What Does the PC Offer as a Game Machine?
Today the PC is a formidable computer. You can bank on the following minimum hardware configuration as your base platform:
  • CPU: A 386 with two megabytes of RAM (with 486s being common)
  • Video Card: The VGA card is standard, with many PCs having a Super VGA card
  • Sound Card: A Sound Blaster- or Adlib-compatible sound card
  • Input Devices: All PCs have keyboards; many have mice, and—if the owner is a gamer—you can count on a joystick
What an amazing snapshot! It still blows my mind that these clever 90s programmers managed to wrest so much power out of a general-purpose machine, managing also to create some of the most memorable masterpieces in gaming history. The book also notes that you can also write games with this same level of hardware; this is something that is difficult to achieve today. Most Windows programming requires a powerful computer so you can load memory-hogging beasts like Visual Studio. Game programming with the latest engines is similarly demanding. Still, a commodity PC is enough to write indie games, and there are plenty of those around (lauded ones, too).
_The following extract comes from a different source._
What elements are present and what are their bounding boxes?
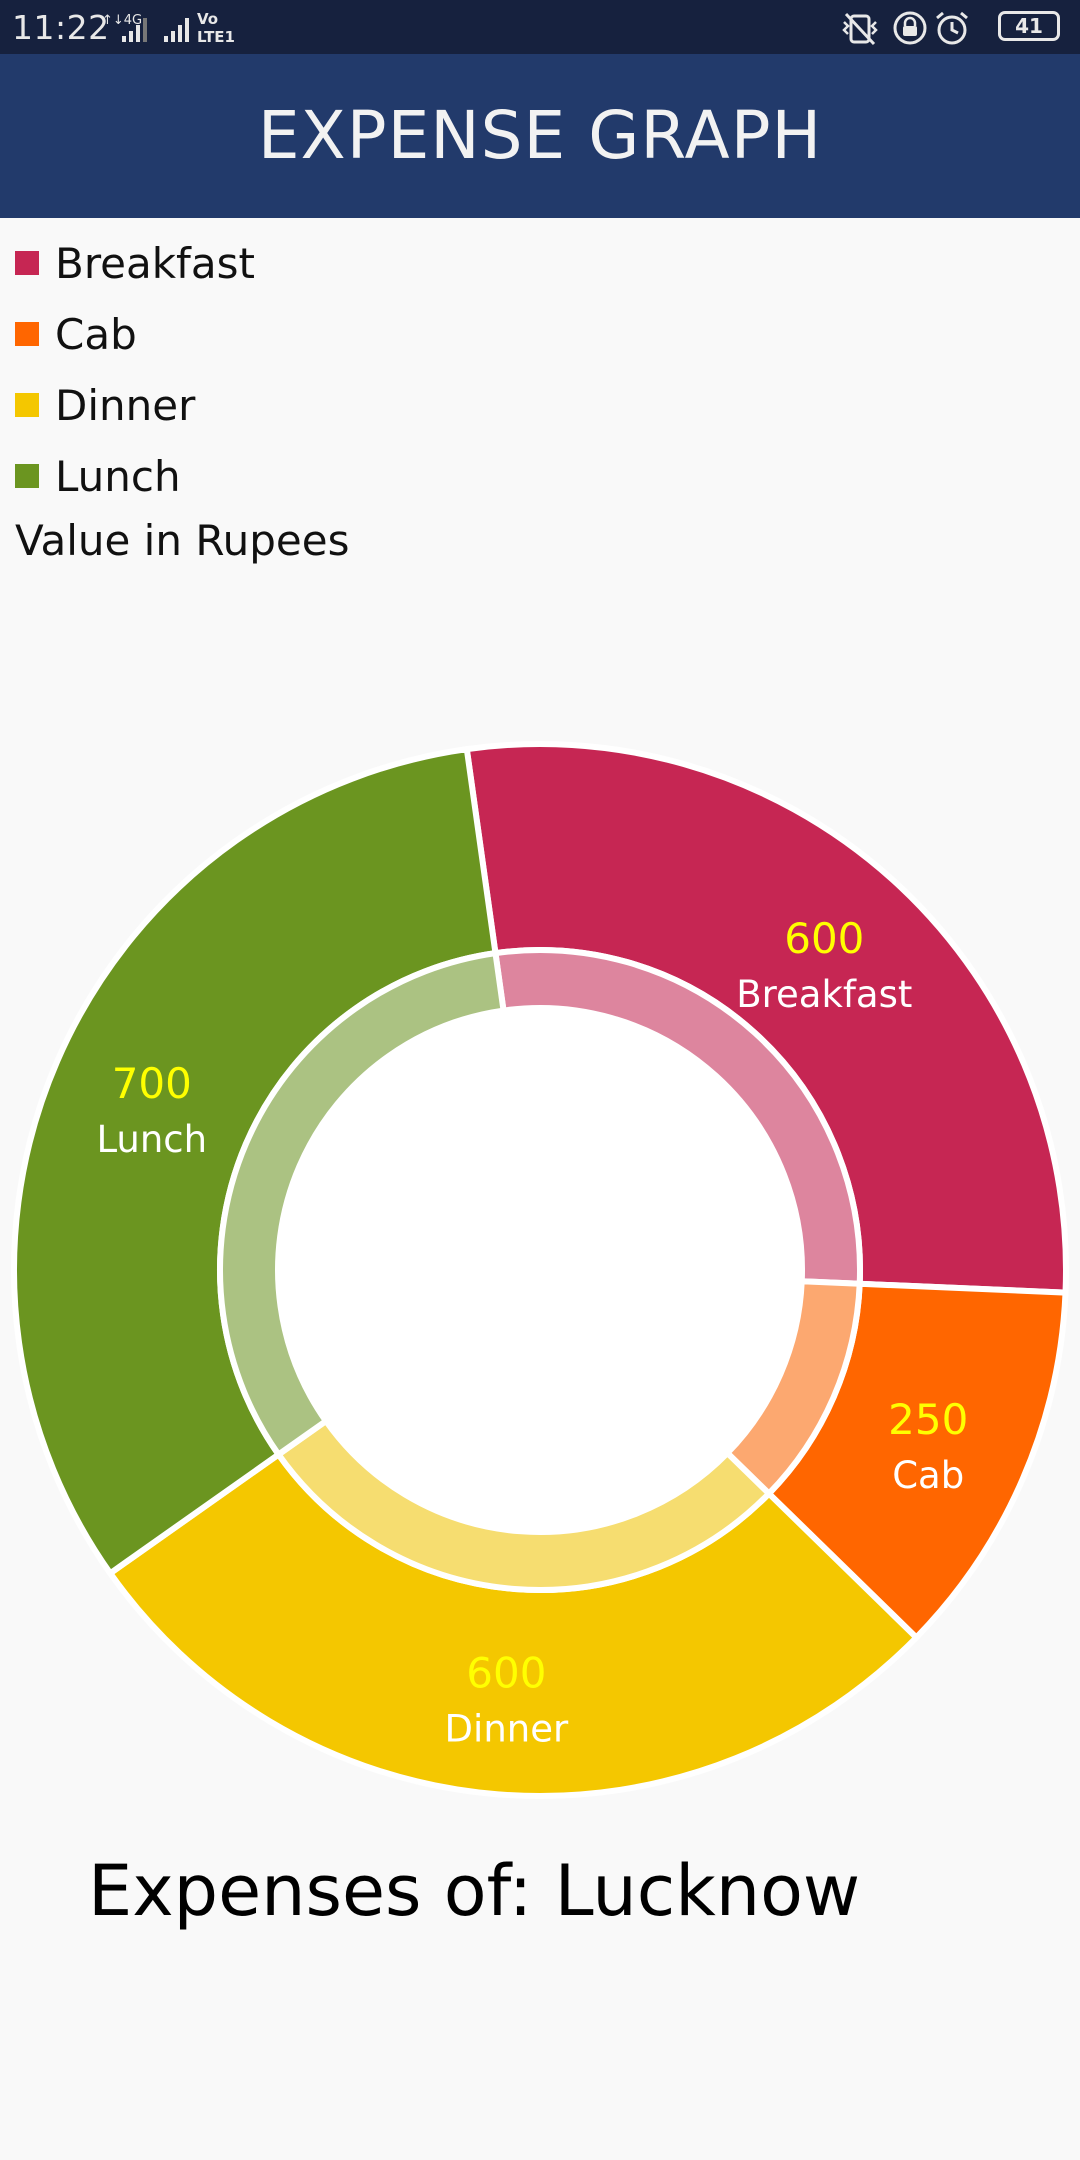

There is a worrying requirement in André's list, however. "You need a C compiler. I use Microsoft's C/C++ 7.0; if you have that one, we're completely in sync. Also, it would be to your advantage to have MASM 5.0 or higher." I've used Visual C, but this is older still, and it might be a pain to get hold of. Also, I'm using a 64-bit PC, so there could be further problems there.
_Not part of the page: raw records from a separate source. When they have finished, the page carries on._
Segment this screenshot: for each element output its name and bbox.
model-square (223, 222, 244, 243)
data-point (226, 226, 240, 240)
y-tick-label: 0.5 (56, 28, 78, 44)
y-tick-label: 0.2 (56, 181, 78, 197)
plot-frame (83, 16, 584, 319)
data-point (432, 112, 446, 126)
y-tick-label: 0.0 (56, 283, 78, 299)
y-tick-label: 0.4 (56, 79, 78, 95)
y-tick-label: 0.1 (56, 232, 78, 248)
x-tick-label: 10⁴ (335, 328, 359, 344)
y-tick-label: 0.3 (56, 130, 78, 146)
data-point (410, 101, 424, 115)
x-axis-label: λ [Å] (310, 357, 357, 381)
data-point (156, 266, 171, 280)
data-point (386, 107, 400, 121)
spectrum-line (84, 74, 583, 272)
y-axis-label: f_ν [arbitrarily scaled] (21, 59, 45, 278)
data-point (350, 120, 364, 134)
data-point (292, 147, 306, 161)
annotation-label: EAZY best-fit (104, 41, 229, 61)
The next line offers a potential way out. "If you're a Borland user, you'll have to make slight changes here and there. However, there shouldn't be a problem with code compiling under Borland's products." Ah, Borland (now Embarcadero)! My first experience with C programming was with Borland's venerable Turbo C package, also in the 90s. I also went on to use C++Builder once I got into visual stuff. I might still be able to find a copy of that lying around.
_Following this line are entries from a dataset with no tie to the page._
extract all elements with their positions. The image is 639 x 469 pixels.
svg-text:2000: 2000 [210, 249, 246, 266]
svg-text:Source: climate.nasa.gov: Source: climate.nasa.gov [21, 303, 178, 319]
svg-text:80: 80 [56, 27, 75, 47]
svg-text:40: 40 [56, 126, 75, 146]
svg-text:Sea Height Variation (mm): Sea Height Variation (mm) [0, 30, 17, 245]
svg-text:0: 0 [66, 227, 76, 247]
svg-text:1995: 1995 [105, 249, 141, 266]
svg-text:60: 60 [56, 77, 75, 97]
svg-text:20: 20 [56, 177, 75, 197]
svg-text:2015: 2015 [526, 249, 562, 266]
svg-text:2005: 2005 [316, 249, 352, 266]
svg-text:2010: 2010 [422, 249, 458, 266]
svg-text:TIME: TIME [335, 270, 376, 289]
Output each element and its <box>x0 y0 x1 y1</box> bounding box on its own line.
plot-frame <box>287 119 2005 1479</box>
Lastly, there's a section about 'Being Creative'. This largely boils down to watching random fantasy and sci-fi movies for ideas. "If there's one game designer on Earth who hasn't seen all the Star Trek episodes, the Alien movies, and Real Genius a thousand times, I'd be surprised! So go out there and use other people's ideas as the seed of your own new idea." Probably decent advice for a programmer, we tend to be quite boring people.

So, there's no code in this chapter. However, each chapter does end with a list of quiz questions, some answered in the text, others requiring research. I won't bother to answer the questions (one is a bizarrely specific question about Real Genius) but I will attempt to do the exercises. One of them this time is "Play the game DOOM for a couple hours and see what can be done with a PC", so... see you later.

Thursday, 27 April 2017

Teach Yourself Game Programming in 21 Days - Intro

Holy crap, I haven't posted here since January!

I was reminiscing about coding in the olden days with a colleague when I realised I still have lots of coding books lying around. One sprang to mind immediately; Teach Yourself Game Programming in 21 Days by André LaMothe. It's an excellent book, full of practical tips (for the time, anyway) and reasonably structured code. Its language of choice is C, though there are occasional bits of Assembly to speed things up.

After I dug it out of the pile, I was slightly saddened to find that the CD with all the supporting material is gone. That means I'll have a lot of typing to do, not to mention some graphics and sound files to create. My second problem is that, this being a book from 1994, it creates programs that are designed to be run in DOS. Not only will I need to use DOSBox (which I'm familiar with), I'll also need to find a C compiler that can create these olde binaries.

Despite all this, I've decided to go through the book and get as much of it running as I can. I'm not sure I'll be able to do it over three weeks like the title suggests, but I plan to document my journey on this blog and release all the code I end up writing in a public repository somewhere.

Note: the games contained therein use PCX and VOC files. When was the last time you saw one of those?